И еще было одно НЕУЗНАВАНИЕ, а по сути зачеркивание ее прежней. Лет через десять после «Авроры» стояла на переходе на ту сторону бульвара. Детки уже не было, но еще пыталась как-то жить без него, если это можно было назвать жизнью, — болталась по магазинам, ходила в кино. Так вот, шла в «Центральный» на новый фильм Параджанова. Остановилась у самого края тротуара, пережидая поток машин. Рядом притормозила блестящая черная «Волга», и на переднем сиденье сидел постаревший, но узнаваемый консул Петр Павлович в золоте и багрянце генеральской формы. Он скользнул по ней усталым равнодушным взглядом, и они встретились глазами, но он не узнал ее.

А в пятьдесят еще крутила роман. Это случилось от тоски по Генриху и оттого, что Нинка не уставала повторять, что это их последние годочки. У Нинки всегда были романы. И как только она заводила очередной, тут же становилась лучшей подругой жены. Некоторых даже навещала в больнице, привозила медицинских светил, жены никогда ни о чем не догадывались, а милый наивный Ваня любил повторять: «Удивительный человек Нинка! Все для других и для других, ничего для себя!»

И в конце концов выходило, что Нинка и впрямь поддерживала, помогала, выручала… В ней было намешано так много разного: и теплота, и лживость, и щедрость, и ледяной расчет. Чего только стоили мифические старушки, которых она будто бы обихаживала, тратя уйму времени! И одновременно бескорыстно помогала тлеющей в забвении и бедности вдове одного мирискусника. Правда, злые языки поговаривали, что там оставалась (доставалась?) уникальная коллекция гравюр и акварелей.

Неважно. Ей Нинка делала добро. Это она посоветовала написать тайком от Детки письмо всесильному и зловещему министру, попросить мастерскую, «не век же жить в гостинице, а у вас заслуги». Помнится, тогда чуть не спросила: «Откуда тебе известно о заслугах? И о каких?» Но сказала другое: «За мастерскую нас возненавидят еще больше».

— А вот на это наплевать, — отрезала Нинка.

Мастерскую дали, и не какую-нибудь завалящую на Масловке, а в центре, огромную, похожую на ту, что была в Нью-Йорке, с огромными окнами, смотрящими на бульвар, и антресолью, где находились хозяйские покои. Детка стал первой «гертрудой» среди деятелей искусств, лауреатом премий, и все это с Нинкиной подачи.

Генрих очень радовался за них, узнав из письма о мастерской, тогда они еще переписывались, это потом, в пятьдесят третьем, ей посоветовали прекратить переписку. А в сорок седьмом в Доме работников искусств первый раз после войны праздновали Новый год. На улицах, гремя подшипниками, еще раскатывали безногие инвалиды на деревянных платформах (потом исчезли в одночасье неизвестно куда), газеты громили безродных космополитов, только что произошла девальвация, отменили карточки, а в раззолоченном зале старого особняка крутился зеркальный шар, создавая иллюзию снегопада, и дамы в длинных туалетах возлагали на плечи черных костюмов, а то и смокингов красиво изогнутые белые голые руки.

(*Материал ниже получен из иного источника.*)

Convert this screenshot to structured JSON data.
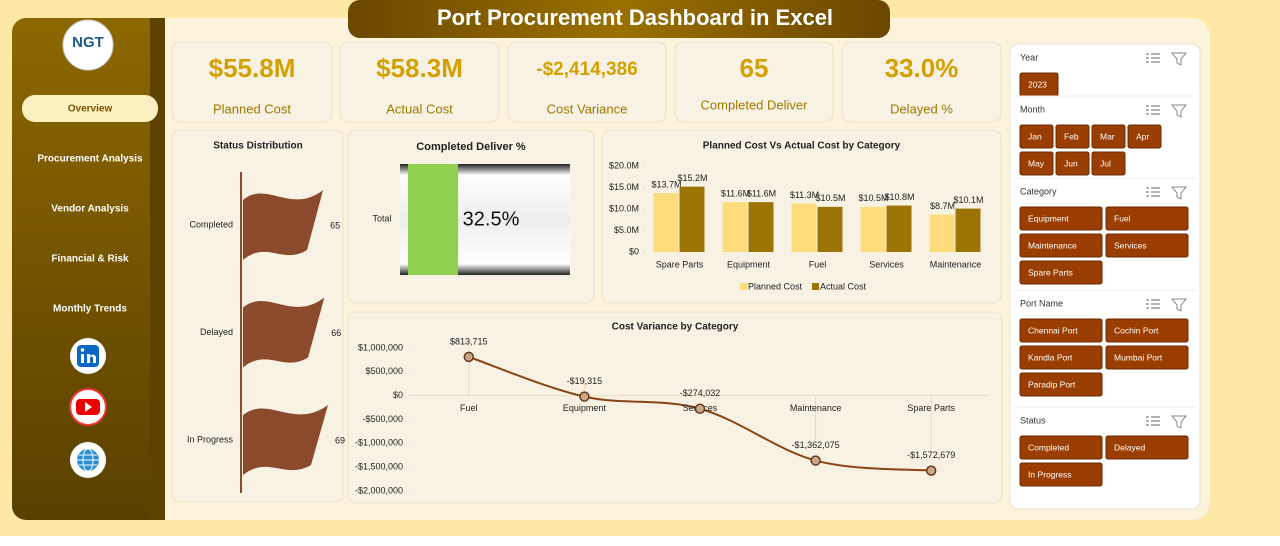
{
  "header": {
    "title": "Port Procurement Dashboard in Excel",
    "logo": "NGT"
  },
  "nav": [
    "Overview",
    "Procurement Analysis",
    "Vendor Analysis",
    "Financial & Risk",
    "Monthly Trends"
  ],
  "kpis": [
    {
      "value": "$55.8M",
      "label": "Planned Cost"
    },
    {
      "value": "$58.3M",
      "label": "Actual Cost"
    },
    {
      "value": "-$2,414,386",
      "label": "Cost Variance"
    },
    {
      "value": "65",
      "label": "Completed Deliver"
    },
    {
      "value": "33.0%",
      "label": "Delayed %"
    }
  ],
  "chart_data": [
    {
      "type": "bar",
      "orientation": "horizontal",
      "title": "Status Distribution",
      "categories": [
        "Completed",
        "Delayed",
        "In Progress"
      ],
      "values": [
        65,
        66,
        69
      ],
      "color": "#8b4a2b"
    },
    {
      "type": "progress",
      "title": "Completed Deliver %",
      "categories": [
        "Total"
      ],
      "values": [
        32.5
      ],
      "value_labels": [
        "32.5%"
      ],
      "xlim": [
        0,
        100
      ],
      "color": "#8fd14f"
    },
    {
      "type": "bar",
      "title": "Planned Cost Vs Actual Cost by Category",
      "categories": [
        "Spare Parts",
        "Equipment",
        "Fuel",
        "Services",
        "Maintenance"
      ],
      "series": [
        {
          "name": "Planned Cost",
          "color": "#fddc7c",
          "values": [
            13.7,
            11.6,
            11.3,
            10.5,
            8.7
          ],
          "value_labels": [
            "$13.7M",
            "$11.6M",
            "$11.3M",
            "$10.5M",
            "$8.7M"
          ]
        },
        {
          "name": "Actual Cost",
          "color": "#9c7405",
          "values": [
            15.2,
            11.6,
            10.5,
            10.8,
            10.1
          ],
          "value_labels": [
            "$15.2M",
            "$11.6M",
            "$10.5M",
            "$10.8M",
            "$10.1M"
          ]
        }
      ],
      "ylim": [
        0,
        20
      ],
      "yticks": [
        {
          "value": 0,
          "label": "$0"
        },
        {
          "value": 5,
          "label": "$5.0M"
        },
        {
          "value": 10,
          "label": "$10.0M"
        },
        {
          "value": 15,
          "label": "$15.0M"
        },
        {
          "value": 20,
          "label": "$20.0M"
        }
      ],
      "legend": "bottom"
    },
    {
      "type": "line",
      "title": "Cost Variance by Category",
      "categories": [
        "Fuel",
        "Equipment",
        "Services",
        "Maintenance",
        "Spare Parts"
      ],
      "values": [
        813715,
        -19315,
        -274032,
        -1362075,
        -1572679
      ],
      "value_labels": [
        "$813,715",
        "-$19,315",
        "-$274,032",
        "-$1,362,075",
        "-$1,572,679"
      ],
      "color": "#8b4513",
      "ylim": [
        -2000000,
        1000000
      ],
      "yticks": [
        {
          "value": 1000000,
          "label": "$1,000,000"
        },
        {
          "value": 500000,
          "label": "$500,000"
        },
        {
          "value": 0,
          "label": "$0"
        },
        {
          "value": -500000,
          "label": "-$500,000"
        },
        {
          "value": -1000000,
          "label": "-$1,000,000"
        },
        {
          "value": -1500000,
          "label": "-$1,500,000"
        },
        {
          "value": -2000000,
          "label": "-$2,000,000"
        }
      ]
    }
  ],
  "slicers": [
    {
      "title": "Year",
      "items": [
        "2023"
      ]
    },
    {
      "title": "Month",
      "items": [
        "Jan",
        "Feb",
        "Mar",
        "Apr",
        "May",
        "Jun",
        "Jul"
      ]
    },
    {
      "title": "Category",
      "items": [
        "Equipment",
        "Fuel",
        "Maintenance",
        "Services",
        "Spare Parts"
      ]
    },
    {
      "title": "Port Name",
      "items": [
        "Chennai Port",
        "Cochin Port",
        "Kandla Port",
        "Mumbai Port",
        "Paradip Port"
      ]
    },
    {
      "title": "Status",
      "items": [
        "Completed",
        "Delayed",
        "In Progress"
      ]
    }
  ]
}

В разгар бала произошла какая-то сумятица, все сгрудились в центре зала и смотрели на что-то вниз. Она тоже подошла посмотреть и увидела, как массивная пышногрудая дама ползает на коленях.

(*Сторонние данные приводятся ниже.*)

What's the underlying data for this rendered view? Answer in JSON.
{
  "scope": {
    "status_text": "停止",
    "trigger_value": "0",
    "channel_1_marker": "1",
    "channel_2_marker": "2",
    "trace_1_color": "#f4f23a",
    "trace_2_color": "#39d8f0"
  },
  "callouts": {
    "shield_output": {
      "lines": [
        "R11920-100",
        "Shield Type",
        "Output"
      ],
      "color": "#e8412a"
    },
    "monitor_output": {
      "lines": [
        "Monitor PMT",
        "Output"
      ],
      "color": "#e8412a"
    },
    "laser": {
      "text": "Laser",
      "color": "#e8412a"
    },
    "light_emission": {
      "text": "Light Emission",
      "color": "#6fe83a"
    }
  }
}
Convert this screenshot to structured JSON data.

— Она потеряла изумруд. Выпал из кольца. Теперь ищет, — сказал кто-то рядом.

В ту ночь, может, впервые после возвращения у нее было отличное настроение. Во-первых, купленное у Литвиновой платье с узким открытым верхом и украшенной лентами длинной юбкой делало ее и моложе, и стройнее, во-вторых, следуя советам Нинки, которая знала все, она в ожидании девальвации купила драгоценности и оставшиеся деньги разложила на сберкнижки по три тысячи на каждую. Так и оказалось: три тысячи меняли один к одному. Деньги не пропали, и хотя цены взлетели выше некуда — брикет мороженого на улице стоил тридцать пять рублей, все же возникли и некоторые удобства — теперь в ресторан не нужно было приносить лимитную книжку. В рестораны приходилось ходить часто, не угощать же гостей обедами, которые брали в столовой Литфонда. Жуткая гадость, зато удобно — Литфонд почти что через дорогу, на другой стороне бульвара. А гости приезжали разные: иногда друзья, как Глэдис, иногда друзья друзей, иногда важные персоны из Госдепа или Конгресса, с которыми общалась в Америке, когда возглавляла Общество помощи России в войне. Однажды с какой-то невнятной миссией залетел Кирьянов, и она обрадовалась старому, уже почти лысому барбосу. С ним так много было связано! Он был вещественным доказательством, что та блестящая жизнь, которой она жила последние годы в Америке, была не сон, не бред, не наваждение. Но и другого, о чем не хотелось думать, не хотелось вспоминать, он тоже был доказательством.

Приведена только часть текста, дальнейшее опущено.